Southern Pacific Railroad service via the Central Valley

The San Joaquin Daylight was a Southern Pacific passenger train (train numbers 51 and 52) inaugurated between Los Angeles and San Francisco's Oakland Pier by way of the San Joaquin Valley and Tehachapi Pass on July 4, 1941. Travel times were between 12 hours (1970) and 14 hours (1944). It operated until the advent of Amtrak in 1971.

==History==
Train numbers 51 and 52 were named the San Joaquin Flyer on March 20, 1927. The name was changed to the San Joaquin on the January 1928 timetable. All streamlined lightweight equipment brought the name change to San Joaquin Daylight on July 4, 1941.

==Passenger cars==
Pullman-Standard built coaches were assigned to the two train sets, both articulated pairs and singles. The 40-seat dining car and parlor-observation car had been built for the original 1937 Daylight. Each train set had ten cars painted in SP's Daylight colors (red and orange, with black roofs and white striping and lettering), and included two head-end cars rebuilt from heavyweights by the SP Sacramento shops repainted Daylight colors to match the rest of the train.

==Locomotives==
SP initially assigned three P-10 class Pacific steam locomotives 2383-2385 after semi-streamlining them and painting them in Daylight colors at the Sacramento shops. A single Pacific ran between Oakland Pier and Bakersfield; a pair of those Pacifics was assigned between Los Angeles and Bakersfield. The helper P-10 that led the northbound San Joaquin Daylight from Los Angeles to Bakersfield returned on the southbound San Joaquin Daylight from Bakersfield.

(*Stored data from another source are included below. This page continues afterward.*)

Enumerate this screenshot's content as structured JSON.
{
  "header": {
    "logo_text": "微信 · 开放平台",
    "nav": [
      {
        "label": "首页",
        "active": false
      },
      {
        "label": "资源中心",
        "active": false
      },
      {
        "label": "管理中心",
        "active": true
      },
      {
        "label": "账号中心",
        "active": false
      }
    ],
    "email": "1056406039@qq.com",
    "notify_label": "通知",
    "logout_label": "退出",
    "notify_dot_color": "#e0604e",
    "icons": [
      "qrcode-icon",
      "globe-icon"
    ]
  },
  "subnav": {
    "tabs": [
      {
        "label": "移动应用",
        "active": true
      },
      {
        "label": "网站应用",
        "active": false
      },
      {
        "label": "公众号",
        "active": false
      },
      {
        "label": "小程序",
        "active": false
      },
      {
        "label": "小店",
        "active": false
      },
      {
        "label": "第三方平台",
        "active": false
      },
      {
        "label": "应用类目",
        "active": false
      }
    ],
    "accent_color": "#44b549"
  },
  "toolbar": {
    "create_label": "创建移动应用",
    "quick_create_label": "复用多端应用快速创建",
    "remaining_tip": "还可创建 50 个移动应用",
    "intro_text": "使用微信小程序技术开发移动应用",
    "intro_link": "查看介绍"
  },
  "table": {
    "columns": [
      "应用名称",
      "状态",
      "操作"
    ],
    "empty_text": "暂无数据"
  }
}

Diesel power included EMD F-units and Alco PAs, later supplemented by GP9s and SDP45s.

==Inaugural runs==
The inaugural runs were as follows:

===First consist===

2383 P-10 class 4-6-2 Streamlined Pacific Locomotive & Tender

5069 Heavyweight Modernized Baggage 30’ Railway Post Office Car

6091 Heavyweight Modernized Baggage Car

2492 44 Revenue seat Coach

2478 Articulated 46 Revenue seat Coach
2477 Articulated 46 Revenue seat Coach

10200 40 seat Dining Car

2480 Articulated 46 Revenue seat Coach
2479 Articulated 46 Revenue seat Coach

2487 44 Revenue seat Coach

2950 23 Revenue seat Parlor 10 seat Lounge Observation

===Second consist===

2385 P-10 Class 4-6-2 Streamlined Pacific Locomotive and Tender (Helper)
(Los Angeles – Bakersfield)

2384 P-10 Class 4-6-2 Streamlined Pacific Locomotive and Tender

5017 Heavyweight Modernized Baggage 30’ Railway Post Office Car

6092 Heavyweight Modernized Baggage Car

2493 44 Revenue seat Coach

2482 Articulated 46 Revenue seat Coach
2481 Articulated 46 Revenue seat Coach

10201 40 seat Dining Car

2484 Articulated 46 Revenue seat Coach
2483 Articulated 46 Revenue seat Coach

2488 44 Revenue seat Coach

2951 23 Revenue seat Parlor 10 seat Lounge Observation

==Later history==
In 1946 a Sacramento section of the San Joaquin Daylight was introduced, named the Sacramento Daylight, trains 53-54. The two trains ran together from Los Angeles to Lathrop, where they split. In 1970 the split moved from Lathrop to Tracy.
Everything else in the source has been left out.